"What?"
"Weren't you even listening?" he cried.
"Yes, indeed, but----"
"Julia," he said desperately, "let's go out on the porch. I want to explain just the way I feel. Let's go out on the porch, Julia. If we stay here, somebody's just bound to interrupt us any minute before I can explain the way I----"
But the prophecy was fulfilled even before it was concluded. A group of loudly chattering girls and their escorts of the moment bore down upon Julia, and shattered the tête-à-tête. Dislodged from Julia's side by a large and eager girl, whom he had hated ever since she was six years old and he five, Noble found himself staggering in a kind of suburb; for the large girl's disregard of him, as she shouldered in, was actually physical, and too powerful for him to resist. She wished to put her coarse arm round Julia's waist, it appeared, and the whole group burbled and clamoured: the party was perfictly glorious; so was the waxed floor; so was Julia, my dear, so was the music, the weather, and the din they made!
Noble felt that his rights were being outraged. Until the next dance began, every moment of her time was legally his--yet all he could even see of her was the top of her head. And the minutes were flying.
He stood on tiptoe, thrust his head forward over the large girl's odious shoulder, and shouted: "Julia! Let's go out on the porch!"
No one seemed to hear him.
"Julia----"
Boom! Rackety-Boom! The drummer walloped his drums; a saxophone squawked, and fiddles squealed.
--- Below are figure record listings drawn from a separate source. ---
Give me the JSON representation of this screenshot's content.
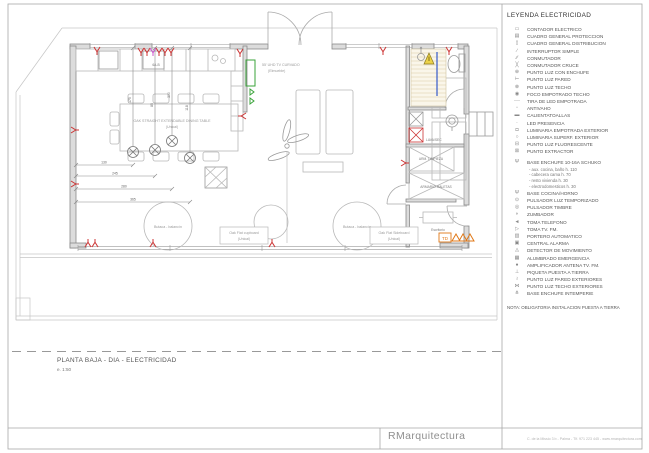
{
  "colors": {
    "red": "#cc3333",
    "magenta": "#cc55cc",
    "green": "#3aa33a",
    "orange": "#e07818",
    "blue": "#4466cc"
  },
  "legend": {
    "title": "LEYENDA ELECTRICIDAD",
    "items": [
      {
        "sym": "▭",
        "label": "CONTADOR ELECTRICO"
      },
      {
        "sym": "▤",
        "label": "CUADRO GENERAL PROTECCION"
      },
      {
        "sym": "▯",
        "label": "CUADRO GENERAL DISTRIBUCION"
      },
      {
        "sym": "∕",
        "label": "INTERRUPTOR SIMPLE"
      },
      {
        "sym": "∕∕",
        "label": "CONMUTADOR"
      },
      {
        "sym": "╳",
        "label": "CONMUTADOR CRUCE"
      },
      {
        "sym": "⊕",
        "label": "PUNTO LUZ CON ENCHUFE"
      },
      {
        "sym": "⊢",
        "label": "PUNTO LUZ PARED"
      },
      {
        "sym": "⊗",
        "label": "PUNTO LUZ TECHO"
      },
      {
        "sym": "◉",
        "label": "FOCO EMPOTRADO TECHO"
      },
      {
        "sym": "┄┄",
        "label": "TIRA DE LED EMPOTRADA"
      },
      {
        "sym": "▫",
        "label": "ANTIVAHO"
      },
      {
        "sym": "▬",
        "label": "CALIENTATOALLAS"
      },
      {
        "sym": "·",
        "label": "LED PRESENCIA"
      },
      {
        "sym": "◘",
        "label": "LUMINARIA EMPOTRADA EXTERIOR"
      },
      {
        "sym": "○",
        "label": "LUMINARIA SUPERF. EXTERIOR"
      },
      {
        "sym": "⊟",
        "label": "PUNTO LUZ FLUORESCENTE"
      },
      {
        "sym": "⊠",
        "label": "PUNTO EXTRACTOR"
      },
      {
        "sym": "Ψ",
        "label": "BASE ENCHUFE 10-16A SCHUKO",
        "gap": true,
        "subs": [
          "- aux. cocina, baño h. 110",
          "- cabecera cama h. 70",
          "- resto vivienda h. 30",
          "- electrodomesticos h. 30"
        ]
      },
      {
        "sym": "Ψ",
        "label": "BASE COCINA/HORNO"
      },
      {
        "sym": "⊙",
        "label": "PULSADOR LUZ TEMPORIZADO"
      },
      {
        "sym": "◎",
        "label": "PULSADOR TIMBRE"
      },
      {
        "sym": "◗",
        "label": "ZUMBADOR"
      },
      {
        "sym": "◄",
        "label": "TOMA TELEFONO"
      },
      {
        "sym": "▷",
        "label": "TOMA TV. FM."
      },
      {
        "sym": "▥",
        "label": "PORTERO AUTOMATICO"
      },
      {
        "sym": "▣",
        "label": "CENTRAL ALARMA"
      },
      {
        "sym": "◬",
        "label": "DETECTOR DE MOVIMIENTO"
      },
      {
        "sym": "▦",
        "label": "ALUMBRADO EMERGENCIA"
      },
      {
        "sym": "●",
        "label": "AMPLIFICADOR ANTENA TV. FM."
      },
      {
        "sym": "⊥",
        "label": "PIQUETA PUESTA A TIERRA"
      },
      {
        "sym": "≀",
        "label": "PUNTO LUZ PARED EXTERIORES"
      },
      {
        "sym": "⋈",
        "label": "PUNTO LUZ TECHO EXTERIORES"
      },
      {
        "sym": "⋔",
        "label": "BASE ENCHUFE INTEMPERIE"
      }
    ],
    "note": "NOTA:  OBLIGATORIA INSTALACION PUESTA A TIERRA"
  },
  "title_block": {
    "title": "PLANTA BAJA - DIA - ELECTRICIDAD",
    "scale": "e. 1:50"
  },
  "footer": {
    "logo": "RMarquitectura",
    "contact": "C. de la Missio 3 b  -  Palma  -  Tlf. 971 223 445  -  www.rmarquitectura.com"
  },
  "plan": {
    "labels": {
      "dining_table": "OAK STRAIGHT EXTENDABLE DINING TABLE",
      "dining_table_sub": "(Unical)",
      "tv": "55' UHD TV CURVADO",
      "tv_sub": "(Elmueble)",
      "armchair_left": "Butaca - balancín",
      "armchair_right": "Butaca - balancín",
      "cupboard": "Oak Flat cupboard",
      "cupboard_sub": "(Unical)",
      "sideboard": "Oak Flat Sideboard",
      "sideboard_sub": "(Unical)",
      "laundry": "LAVA/SEC",
      "closet1": "ARM. LIMPIEZA",
      "closet2": "ARMARIO MALETAS",
      "desk": "Escritorio",
      "td": "TD",
      "socket_tag": "6A-B"
    },
    "dims": {
      "h1": "130",
      "h2": "245",
      "h3": "280",
      "h4": "365",
      "v1": "175",
      "v2": "85",
      "v3": "300",
      "v4": "118"
    }
  }
}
Hereupon appeared a tall authoritative man, at least thirty-two years old, and all swelled up with himself, as interpreted by Noble and several other friends of Julia's--though this, according to quite a number of people (all feminine) was only another way of saying that he was a person of commanding presence. He wore a fully developed moustache, an easy smile, clothes offensively knowing; and his hair began to show that scarcity which Julia felt gave him distinction--a curious theory, but natural to her age. What really did give this Clairdyce some air of distinction, however, was the calmness with which he walked through the group that had dislodged Noble Dill, and the assurance with which he put his arm about Julia and swept her away in the dance.
Noble was left alone in the middle of the floor, but not for long. Couples charged him, and he betook himself to the wall. The party, for him, was already ruined.